September 24, 2018 feature
Using reinforcement learning to achieve human-like balance control strategies in robots
Researchers at the University of Edinburgh have developed a hierarchical framework based on deep reinforcement learning (RL) that can acquire a variety of strategies for humanoid balance control. Their framework, outlined in a paper pre-published on arXiv and presented at the 2017 International Conference on Humanoid Robotics, could perform far more human-like balancing behaviors than conventional controllers.
When standing or walking, human beings innately and effectively use a number of techniques for under-actuated control that help them to keep their balance. These include toe tilting and heel rolling, which create better foot-ground clearance.
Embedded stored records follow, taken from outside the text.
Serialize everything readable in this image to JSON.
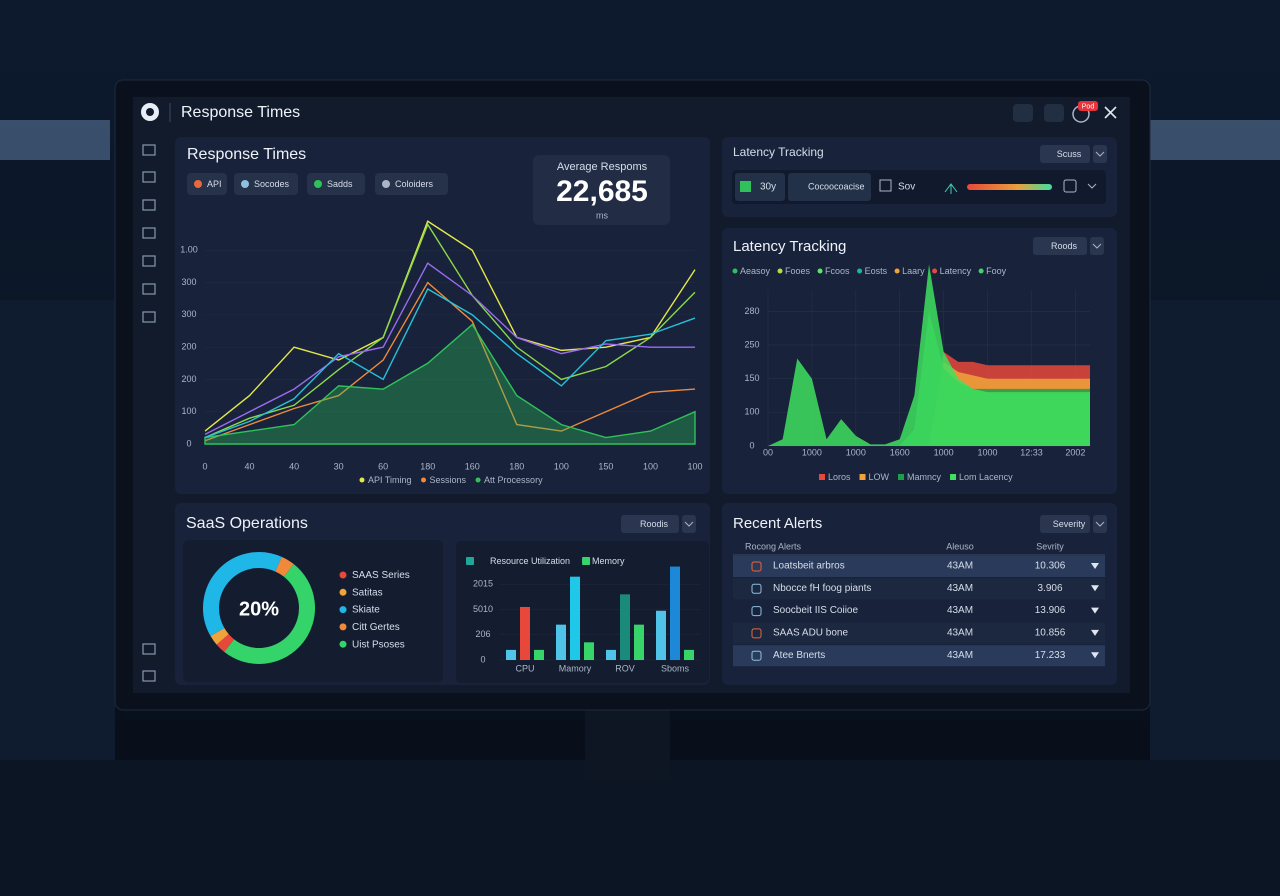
{
  "header": {
    "title": "Response Times",
    "badge": "Pod"
  },
  "latency_status": {
    "title": "Latency Tracking",
    "button": "Scuss",
    "items": [
      "30y",
      "Cocoocoacise",
      "Sov"
    ]
  },
  "alerts": {
    "title": "Recent Alerts",
    "button": "Severity",
    "columns": [
      "Rocong Alerts",
      "Aleuso",
      "Sevrity"
    ],
    "rows": [
      [
        "Loatsbeit arbros",
        "43AM",
        "10.306"
      ],
      [
        "Nbocce fH foog piants",
        "43AM",
        "3.906"
      ],
      [
        "Soocbeit IIS Coiioe",
        "43AM",
        "13.906"
      ],
      [
        "SAAS ADU bone",
        "43AM",
        "10.856"
      ],
      [
        "Atee Bnerts",
        "43AM",
        "17.233"
      ]
    ]
  },
  "chart_data": [
    {
      "type": "line",
      "title": "Response Times",
      "tabs": [
        "API",
        "Socodes",
        "Sadds",
        "Coloiders"
      ],
      "stat": {
        "label": "Average Respoms",
        "value": "22,685",
        "unit": "ms"
      },
      "categories": [
        "0",
        "40",
        "40",
        "30",
        "60",
        "180",
        "160",
        "180",
        "100",
        "150",
        "100",
        "100"
      ],
      "ylim": [
        0,
        700
      ],
      "yticks": [
        0,
        100,
        200,
        {
          "value": 300,
          "label": "200"
        },
        {
          "value": 400,
          "label": "300"
        },
        {
          "value": 500,
          "label": "300"
        },
        {
          "value": 600,
          "label": "1.00"
        }
      ],
      "series": [
        {
          "name": "API Timing",
          "color": "#e3e84a",
          "values": [
            40,
            150,
            300,
            260,
            330,
            690,
            600,
            330,
            290,
            300,
            330,
            540
          ]
        },
        {
          "name": "Sessions",
          "color": "#f08a3a",
          "values": [
            10,
            60,
            110,
            150,
            260,
            500,
            380,
            60,
            40,
            100,
            160,
            170
          ]
        },
        {
          "name": "Att Processory",
          "color": "#2fc25a",
          "values": [
            20,
            40,
            60,
            180,
            170,
            250,
            370,
            150,
            60,
            20,
            40,
            100
          ]
        },
        {
          "color": "#8bd94a",
          "values": [
            20,
            80,
            120,
            230,
            330,
            680,
            460,
            300,
            200,
            240,
            330,
            470
          ]
        },
        {
          "color": "#9a6cf0",
          "values": [
            30,
            100,
            170,
            270,
            300,
            560,
            460,
            330,
            280,
            310,
            300,
            300
          ]
        },
        {
          "color": "#27c1d8",
          "values": [
            20,
            70,
            140,
            280,
            200,
            480,
            400,
            280,
            180,
            320,
            340,
            390
          ]
        }
      ]
    },
    {
      "type": "area",
      "title": "Latency Tracking",
      "button": "Roods",
      "top_legend": [
        {
          "label": "Aeasoy",
          "color": "#2fc25a"
        },
        {
          "label": "Fooes",
          "color": "#b9d94a"
        },
        {
          "label": "Fcoos",
          "color": "#5be36a"
        },
        {
          "label": "Eosts",
          "color": "#1fb59a"
        },
        {
          "label": "Laary",
          "color": "#f0a33a"
        },
        {
          "label": "Latency",
          "color": "#e8483b"
        },
        {
          "label": "Fooy",
          "color": "#3fd46a"
        }
      ],
      "x": [
        0,
        1,
        2,
        3,
        4,
        5,
        6,
        7,
        8,
        9,
        10,
        11,
        12,
        13,
        14,
        15,
        16,
        17,
        18,
        19,
        20,
        21,
        22
      ],
      "xlim": [
        0,
        22
      ],
      "xticks": [
        {
          "value": 0,
          "label": "00"
        },
        {
          "value": 3,
          "label": "1000"
        },
        {
          "value": 6,
          "label": "1000"
        },
        {
          "value": 9,
          "label": "1600"
        },
        {
          "value": 12,
          "label": "1000"
        },
        {
          "value": 15,
          "label": "1000"
        },
        {
          "value": 18,
          "label": "12:33"
        },
        {
          "value": 21,
          "label": "2002"
        }
      ],
      "ylim": [
        0,
        550
      ],
      "yticks": [
        0,
        100,
        {
          "value": 200,
          "label": "150"
        },
        {
          "value": 300,
          "label": "250"
        },
        {
          "value": 400,
          "label": "280"
        }
      ],
      "series": [
        {
          "name": "Loros",
          "color": "#e8483b",
          "values": [
            0,
            0,
            0,
            0,
            0,
            0,
            0,
            0,
            0,
            0,
            0,
            0,
            280,
            250,
            250,
            240,
            240,
            240,
            240,
            240,
            240,
            240,
            240
          ]
        },
        {
          "name": "LOW",
          "color": "#f0a33a",
          "values": [
            0,
            0,
            0,
            0,
            0,
            0,
            0,
            0,
            0,
            0,
            0,
            0,
            250,
            220,
            210,
            200,
            200,
            200,
            200,
            200,
            200,
            200,
            200
          ]
        },
        {
          "name": "Mamncy",
          "color": "#1f9e4a",
          "values": [
            0,
            0,
            0,
            0,
            0,
            0,
            0,
            0,
            0,
            0,
            50,
            400,
            230,
            190,
            170,
            170,
            170,
            170,
            170,
            170,
            170,
            170,
            170
          ]
        },
        {
          "name": "Lom Lacency",
          "color": "#3fe060",
          "values": [
            0,
            20,
            260,
            200,
            20,
            80,
            30,
            5,
            5,
            20,
            150,
            540,
            280,
            200,
            170,
            160,
            160,
            160,
            160,
            160,
            160,
            160,
            160
          ]
        }
      ]
    },
    {
      "type": "pie",
      "title": "SaaS Operations",
      "button": "Roodis",
      "center_label": "20%",
      "categories": [
        "SAAS Series",
        "Satitas",
        "Skiate",
        "Citt Gertes",
        "Uist Psoses"
      ],
      "values": [
        3,
        3,
        40,
        4,
        50
      ],
      "colors": [
        "#e8483b",
        "#f0a33a",
        "#1fb6e8",
        "#f08a3a",
        "#34d46a"
      ]
    },
    {
      "type": "bar",
      "categories": [
        "CPU",
        "Mamory",
        "ROV",
        "Sboms"
      ],
      "ylim": [
        0,
        400
      ],
      "yticks": [
        0,
        {
          "value": 100,
          "label": "206"
        },
        {
          "value": 200,
          "label": "5010"
        },
        {
          "value": 300,
          "label": "2015"
        }
      ],
      "series": [
        {
          "color": "#4fc3e8",
          "values": [
            40,
            140,
            40,
            195
          ]
        },
        {
          "name": "Resource Utilization",
          "color": "#1fa89a",
          "colors": [
            "#e8483b",
            "#1fc8e8",
            "#1a8a7a",
            "#1e88d8"
          ],
          "values": [
            210,
            330,
            260,
            370
          ]
        },
        {
          "name": "Memory",
          "color": "#37d46a",
          "values": [
            40,
            70,
            140,
            40
          ]
        }
      ]
    }
  ]
}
Replicating similar behaviors in humanoid robots could greatly improve their motor and movement capabilities.
"Our research focuses on using deep RL to solve dynamic locomotion of humanoid robots," Dr. Zhibin Li, a lecturer in robotics and control at the University of Edinburgh, who carried out the study, told TechXplore. "In the past, locomotion was mainly done using conventional analytical approaches—model based, which are limited because they require human effort and knowledge, and demand high computing power to run online."
Requiring less human effort and manual tuning, machine learning techniques could lead to the development of more effective and specific controllers than traditional engineering approaches. A further advantage of using RL is that the computation for these tools can also be outsourced offline, resulting in faster online performance for high dimensional control systems, such as humanoid robots.
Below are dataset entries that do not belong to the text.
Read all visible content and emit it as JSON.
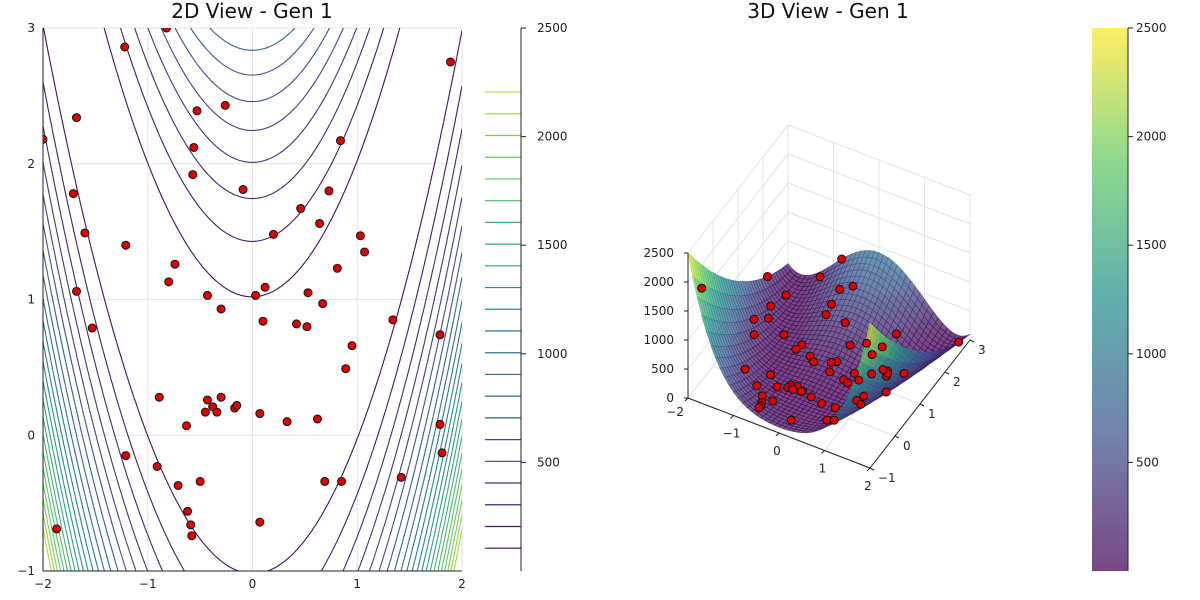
{
  "chart_data": [
    {
      "type": "contour",
      "title": "2D View - Gen 1",
      "xlim": [
        -2,
        2
      ],
      "ylim": [
        -1,
        3
      ],
      "x_ticks": [
        "-2",
        "-1",
        "0",
        "1",
        "2"
      ],
      "y_ticks": [
        "-1",
        "0",
        "1",
        "2",
        "3"
      ],
      "colorbar": {
        "range": [
          0,
          2500
        ],
        "ticks": [
          "500",
          "1000",
          "1500",
          "2000",
          "2500"
        ]
      },
      "colormap": [
        "#440154",
        "#3b528b",
        "#21908d",
        "#5ec962",
        "#fde725"
      ],
      "point_color": "#e00000",
      "points": [
        [
          -2.0,
          2.18
        ],
        [
          -1.68,
          2.34
        ],
        [
          -1.71,
          1.78
        ],
        [
          -1.6,
          1.49
        ],
        [
          -1.68,
          1.06
        ],
        [
          -1.53,
          0.79
        ],
        [
          -1.22,
          2.86
        ],
        [
          -1.21,
          1.4
        ],
        [
          -0.82,
          3.0
        ],
        [
          -0.53,
          2.39
        ],
        [
          -0.26,
          2.43
        ],
        [
          -0.56,
          2.12
        ],
        [
          -0.57,
          1.92
        ],
        [
          -0.09,
          1.81
        ],
        [
          0.46,
          1.67
        ],
        [
          0.73,
          1.8
        ],
        [
          0.64,
          1.56
        ],
        [
          0.84,
          2.17
        ],
        [
          0.2,
          1.48
        ],
        [
          1.03,
          1.47
        ],
        [
          1.07,
          1.35
        ],
        [
          1.89,
          2.75
        ],
        [
          -0.74,
          1.26
        ],
        [
          -0.8,
          1.13
        ],
        [
          -0.43,
          1.03
        ],
        [
          -0.3,
          0.93
        ],
        [
          0.03,
          1.03
        ],
        [
          0.12,
          1.09
        ],
        [
          0.53,
          1.05
        ],
        [
          0.67,
          0.97
        ],
        [
          0.81,
          1.23
        ],
        [
          0.1,
          0.84
        ],
        [
          0.42,
          0.82
        ],
        [
          0.52,
          0.8
        ],
        [
          1.34,
          0.85
        ],
        [
          1.79,
          0.74
        ],
        [
          0.95,
          0.66
        ],
        [
          0.89,
          0.49
        ],
        [
          -0.89,
          0.28
        ],
        [
          -0.43,
          0.26
        ],
        [
          -0.3,
          0.28
        ],
        [
          -0.38,
          0.21
        ],
        [
          -0.34,
          0.17
        ],
        [
          -0.45,
          0.17
        ],
        [
          -0.17,
          0.2
        ],
        [
          -0.15,
          0.22
        ],
        [
          0.07,
          0.16
        ],
        [
          0.33,
          0.1
        ],
        [
          0.62,
          0.12
        ],
        [
          -0.63,
          0.07
        ],
        [
          1.79,
          0.08
        ],
        [
          -1.21,
          -0.15
        ],
        [
          -0.91,
          -0.23
        ],
        [
          -0.71,
          -0.37
        ],
        [
          -0.5,
          -0.34
        ],
        [
          0.69,
          -0.34
        ],
        [
          0.85,
          -0.34
        ],
        [
          1.42,
          -0.31
        ],
        [
          1.81,
          -0.13
        ],
        [
          -0.62,
          -0.56
        ],
        [
          -0.59,
          -0.66
        ],
        [
          0.07,
          -0.64
        ],
        [
          -0.58,
          -0.74
        ],
        [
          -1.87,
          -0.69
        ]
      ]
    },
    {
      "type": "surface",
      "title": "3D View - Gen 1",
      "x_ticks": [
        "-1",
        "0",
        "1",
        "2"
      ],
      "y_ticks": [
        "-1",
        "0",
        "1",
        "2",
        "3"
      ],
      "z_ticks": [
        "0",
        "500",
        "1000",
        "1500",
        "2000",
        "2500"
      ],
      "x_tick_first": "−2",
      "colorbar": {
        "range": [
          0,
          2500
        ],
        "ticks": [
          "500",
          "1000",
          "1500",
          "2000",
          "2500"
        ]
      },
      "colormap": [
        "#440154",
        "#3b528b",
        "#21908d",
        "#5ec962",
        "#fde725"
      ],
      "surface_opacity": 0.72,
      "point_color": "#e00000"
    }
  ]
}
The framework developed by Dr. Li, in collaboration with Dr. Taku Komura and Ph.D. student Chuanyu Yang, uses deep RL to attain high-level control policies. Constantly receiving feedback of the robot's state, these strategies enable desired joint angles at a lower frequency.
"At the low-level, proportional and derivative (PD) controllers are used at a much higher control frequency to guarantee the stable joint motions," Ph.D. student Chuanyu said. "The inputs for the low-level PD controller are desired joint angles produced by the high-level neural network, and the outputs are the desired torques for joint motors."
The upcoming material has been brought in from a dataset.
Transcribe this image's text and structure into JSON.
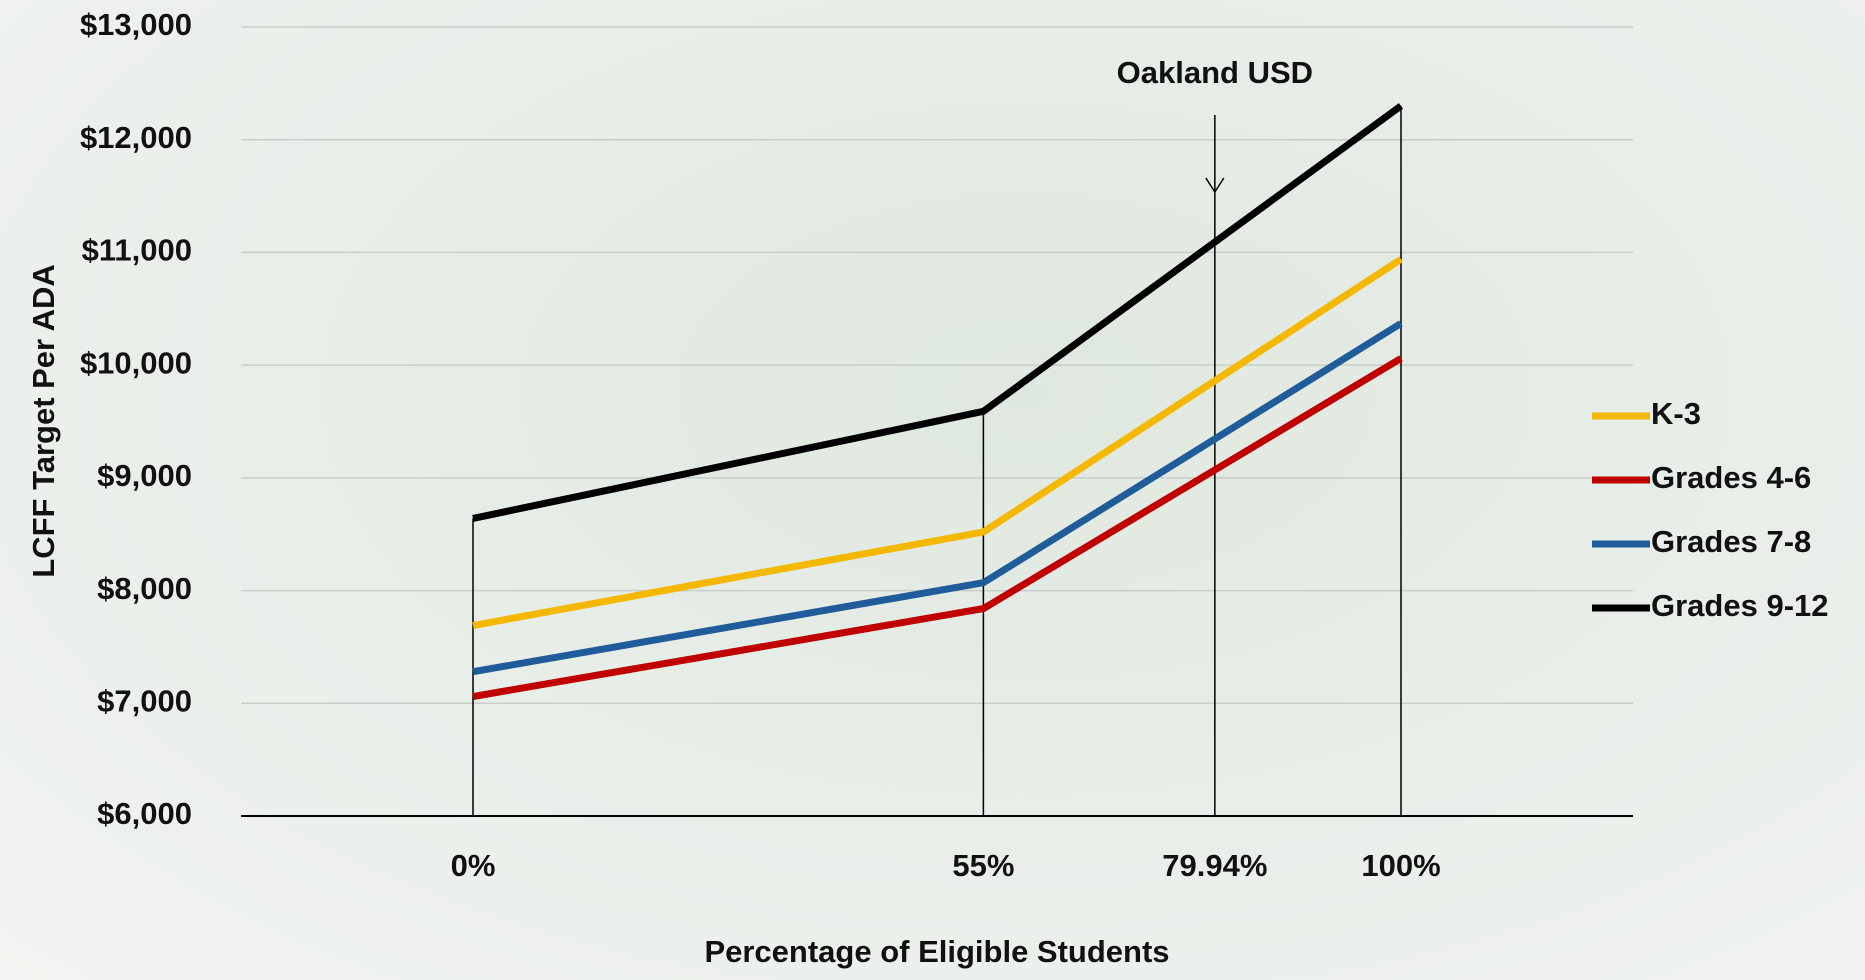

The researchers tested the performance of their algorithm and achieved highly promising results. They found that transferring human knowledge from control engineering methods to the reward design for RL algorithms enabled balance control strategies that resembled those used by humans. Moreover, as RL algorithms improve through a trial and error process, automatically adapting to new situations, their framework requires little hand tuning or other interventions by human engineers.
Dr. Li and his colleagues are now working on an extension of their study that applies RL to a full body Valkyrie robot in a 3-D simulation. In this new research effort, they were able to generalize human-resembling balancing strategies to walking and other locomotion tasks.
"Eventually, we would like to apply this hierarchical framework of combining machine learning and robot control to real humanoid robots, as well as to other robotic platforms," Dr. Li said.